Stem solidness and its relationship to water-soluble carbohydrates: association with wheat yield under water deficit

Saint Pierre C., Trethowan R., Reynolds M.

A study of 36 wheat (Triticum aestivum L.) genotypes with different levels of stem solidness was conducted to assess the heritability and relationship among stem morphological properties, stem water-soluble carbohydrates (WSC) storage capacity and grain yield. The total amount of pith-fill in the upper stem internode (VOL) was highly correlated with the total content of WSC per stem under both water deficit (DEF) (r = 0.56) and well irrigated conditions (IRR) (r = 0.49).
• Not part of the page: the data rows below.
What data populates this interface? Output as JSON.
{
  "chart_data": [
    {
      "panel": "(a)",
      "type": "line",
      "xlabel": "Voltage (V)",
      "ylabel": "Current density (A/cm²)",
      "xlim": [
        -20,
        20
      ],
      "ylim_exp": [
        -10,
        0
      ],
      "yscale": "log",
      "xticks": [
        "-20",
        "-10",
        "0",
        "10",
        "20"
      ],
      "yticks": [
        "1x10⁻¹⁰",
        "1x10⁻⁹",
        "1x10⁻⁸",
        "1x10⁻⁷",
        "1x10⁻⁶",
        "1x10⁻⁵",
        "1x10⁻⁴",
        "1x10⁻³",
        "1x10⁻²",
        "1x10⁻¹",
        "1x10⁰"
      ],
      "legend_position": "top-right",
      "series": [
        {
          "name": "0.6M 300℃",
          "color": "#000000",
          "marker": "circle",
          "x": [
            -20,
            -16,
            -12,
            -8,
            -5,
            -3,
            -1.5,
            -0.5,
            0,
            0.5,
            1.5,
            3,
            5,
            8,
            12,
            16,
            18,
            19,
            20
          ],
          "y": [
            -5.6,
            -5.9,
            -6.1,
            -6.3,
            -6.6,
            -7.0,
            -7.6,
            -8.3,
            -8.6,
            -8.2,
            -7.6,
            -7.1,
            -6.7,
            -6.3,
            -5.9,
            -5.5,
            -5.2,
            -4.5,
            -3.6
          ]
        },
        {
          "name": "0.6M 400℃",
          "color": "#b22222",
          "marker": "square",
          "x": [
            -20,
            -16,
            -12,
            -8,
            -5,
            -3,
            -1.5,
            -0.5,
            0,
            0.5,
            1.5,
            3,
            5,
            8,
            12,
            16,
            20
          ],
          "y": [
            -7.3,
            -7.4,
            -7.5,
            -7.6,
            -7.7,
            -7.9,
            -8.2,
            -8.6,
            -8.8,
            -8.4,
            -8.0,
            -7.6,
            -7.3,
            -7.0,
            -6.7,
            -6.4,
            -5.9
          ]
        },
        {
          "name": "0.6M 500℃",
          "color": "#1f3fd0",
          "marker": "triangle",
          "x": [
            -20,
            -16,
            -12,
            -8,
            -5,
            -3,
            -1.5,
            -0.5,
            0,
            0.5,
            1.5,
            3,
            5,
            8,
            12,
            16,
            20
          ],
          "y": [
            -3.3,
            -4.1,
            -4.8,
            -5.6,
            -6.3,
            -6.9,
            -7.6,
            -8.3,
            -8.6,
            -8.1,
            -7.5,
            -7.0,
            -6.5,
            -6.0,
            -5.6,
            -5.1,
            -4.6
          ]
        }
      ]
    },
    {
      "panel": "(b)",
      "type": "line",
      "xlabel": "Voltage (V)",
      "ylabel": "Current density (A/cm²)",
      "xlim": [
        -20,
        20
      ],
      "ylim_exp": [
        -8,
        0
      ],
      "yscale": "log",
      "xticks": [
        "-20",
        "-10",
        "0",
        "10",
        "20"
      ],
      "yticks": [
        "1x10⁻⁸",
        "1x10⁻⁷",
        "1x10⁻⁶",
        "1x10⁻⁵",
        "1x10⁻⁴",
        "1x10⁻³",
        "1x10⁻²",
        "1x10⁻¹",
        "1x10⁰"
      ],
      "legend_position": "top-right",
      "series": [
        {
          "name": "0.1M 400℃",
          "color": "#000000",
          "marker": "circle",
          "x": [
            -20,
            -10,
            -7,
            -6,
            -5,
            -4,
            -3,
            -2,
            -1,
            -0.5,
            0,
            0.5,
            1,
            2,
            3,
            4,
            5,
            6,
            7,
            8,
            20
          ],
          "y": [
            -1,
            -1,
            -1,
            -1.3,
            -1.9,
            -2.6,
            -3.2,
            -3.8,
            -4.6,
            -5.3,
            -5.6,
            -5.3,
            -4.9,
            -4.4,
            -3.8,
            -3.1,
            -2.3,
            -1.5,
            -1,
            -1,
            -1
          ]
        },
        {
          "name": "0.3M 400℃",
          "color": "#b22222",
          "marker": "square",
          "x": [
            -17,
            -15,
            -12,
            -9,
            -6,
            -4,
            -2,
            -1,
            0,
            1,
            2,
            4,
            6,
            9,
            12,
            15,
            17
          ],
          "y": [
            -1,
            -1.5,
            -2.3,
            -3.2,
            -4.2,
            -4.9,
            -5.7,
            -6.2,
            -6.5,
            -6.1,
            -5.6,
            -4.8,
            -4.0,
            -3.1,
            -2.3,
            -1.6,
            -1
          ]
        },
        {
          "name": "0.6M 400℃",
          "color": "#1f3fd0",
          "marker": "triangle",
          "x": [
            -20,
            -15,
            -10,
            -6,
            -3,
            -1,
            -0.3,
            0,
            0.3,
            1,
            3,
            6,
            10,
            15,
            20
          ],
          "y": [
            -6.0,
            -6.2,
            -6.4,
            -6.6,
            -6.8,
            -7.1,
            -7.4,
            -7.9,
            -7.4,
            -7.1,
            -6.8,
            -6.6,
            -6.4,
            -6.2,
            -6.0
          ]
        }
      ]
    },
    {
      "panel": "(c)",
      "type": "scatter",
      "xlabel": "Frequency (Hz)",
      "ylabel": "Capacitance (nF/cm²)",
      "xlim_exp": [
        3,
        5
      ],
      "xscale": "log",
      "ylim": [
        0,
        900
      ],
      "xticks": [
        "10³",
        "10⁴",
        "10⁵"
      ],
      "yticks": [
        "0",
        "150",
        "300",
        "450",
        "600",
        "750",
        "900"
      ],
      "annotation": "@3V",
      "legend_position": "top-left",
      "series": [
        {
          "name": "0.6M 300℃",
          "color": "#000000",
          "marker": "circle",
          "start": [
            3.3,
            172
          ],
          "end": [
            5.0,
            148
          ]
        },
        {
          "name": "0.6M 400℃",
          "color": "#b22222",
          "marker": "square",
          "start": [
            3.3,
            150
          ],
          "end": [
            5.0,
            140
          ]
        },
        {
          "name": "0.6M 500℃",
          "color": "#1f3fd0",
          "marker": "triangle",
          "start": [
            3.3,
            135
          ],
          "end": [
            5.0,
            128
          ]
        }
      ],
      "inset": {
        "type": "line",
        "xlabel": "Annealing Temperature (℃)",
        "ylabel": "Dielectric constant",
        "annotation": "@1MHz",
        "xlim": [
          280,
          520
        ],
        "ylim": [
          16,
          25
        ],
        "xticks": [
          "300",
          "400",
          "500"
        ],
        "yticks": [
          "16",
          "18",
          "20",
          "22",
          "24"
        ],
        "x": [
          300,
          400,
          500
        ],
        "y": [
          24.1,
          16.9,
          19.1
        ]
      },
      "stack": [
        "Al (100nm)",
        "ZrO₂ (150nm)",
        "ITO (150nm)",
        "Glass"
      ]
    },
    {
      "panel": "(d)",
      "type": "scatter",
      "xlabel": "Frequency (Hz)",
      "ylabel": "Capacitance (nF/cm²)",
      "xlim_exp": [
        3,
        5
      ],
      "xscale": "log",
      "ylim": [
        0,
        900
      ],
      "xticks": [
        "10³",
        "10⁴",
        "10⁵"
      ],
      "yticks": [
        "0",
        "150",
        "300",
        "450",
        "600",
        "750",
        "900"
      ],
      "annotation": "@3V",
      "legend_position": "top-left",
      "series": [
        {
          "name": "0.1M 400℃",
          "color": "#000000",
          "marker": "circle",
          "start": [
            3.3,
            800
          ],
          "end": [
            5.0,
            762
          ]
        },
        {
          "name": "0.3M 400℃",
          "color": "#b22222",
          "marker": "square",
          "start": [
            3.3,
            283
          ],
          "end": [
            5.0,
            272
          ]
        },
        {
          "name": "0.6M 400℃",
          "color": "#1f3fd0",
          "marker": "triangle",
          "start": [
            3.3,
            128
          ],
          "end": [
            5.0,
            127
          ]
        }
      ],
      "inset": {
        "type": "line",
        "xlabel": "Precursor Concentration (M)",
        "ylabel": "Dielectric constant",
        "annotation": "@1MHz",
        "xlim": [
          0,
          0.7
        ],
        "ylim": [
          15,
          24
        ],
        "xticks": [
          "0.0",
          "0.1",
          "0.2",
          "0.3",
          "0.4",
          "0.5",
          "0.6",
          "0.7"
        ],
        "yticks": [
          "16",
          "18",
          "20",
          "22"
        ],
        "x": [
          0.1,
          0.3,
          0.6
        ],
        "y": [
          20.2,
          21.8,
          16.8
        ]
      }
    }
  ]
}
A positive correlation was also found between VOL and grain yield under DEF (r = 0.49), which was explained by the positive contribution of WSC to grain yield. A closer association of grain yield and morphological traits was identified under DEF than under IRR. The closer associations found among estimations of %WSC and WSC-area and grain yield under DEF indicate that these variables may be adaptive rather than constitutive traits. High heritability values (0.77–0.84) observed for stem morphological traits reinforce their potential use in breeding for high WSC and ultimately, higher grain yield under water-limited environments. Stem length, diameter and solidness could be combined in an ideal plant ideotype to maximise WSC reserves as a strategy to improve yield under water-limited conditions.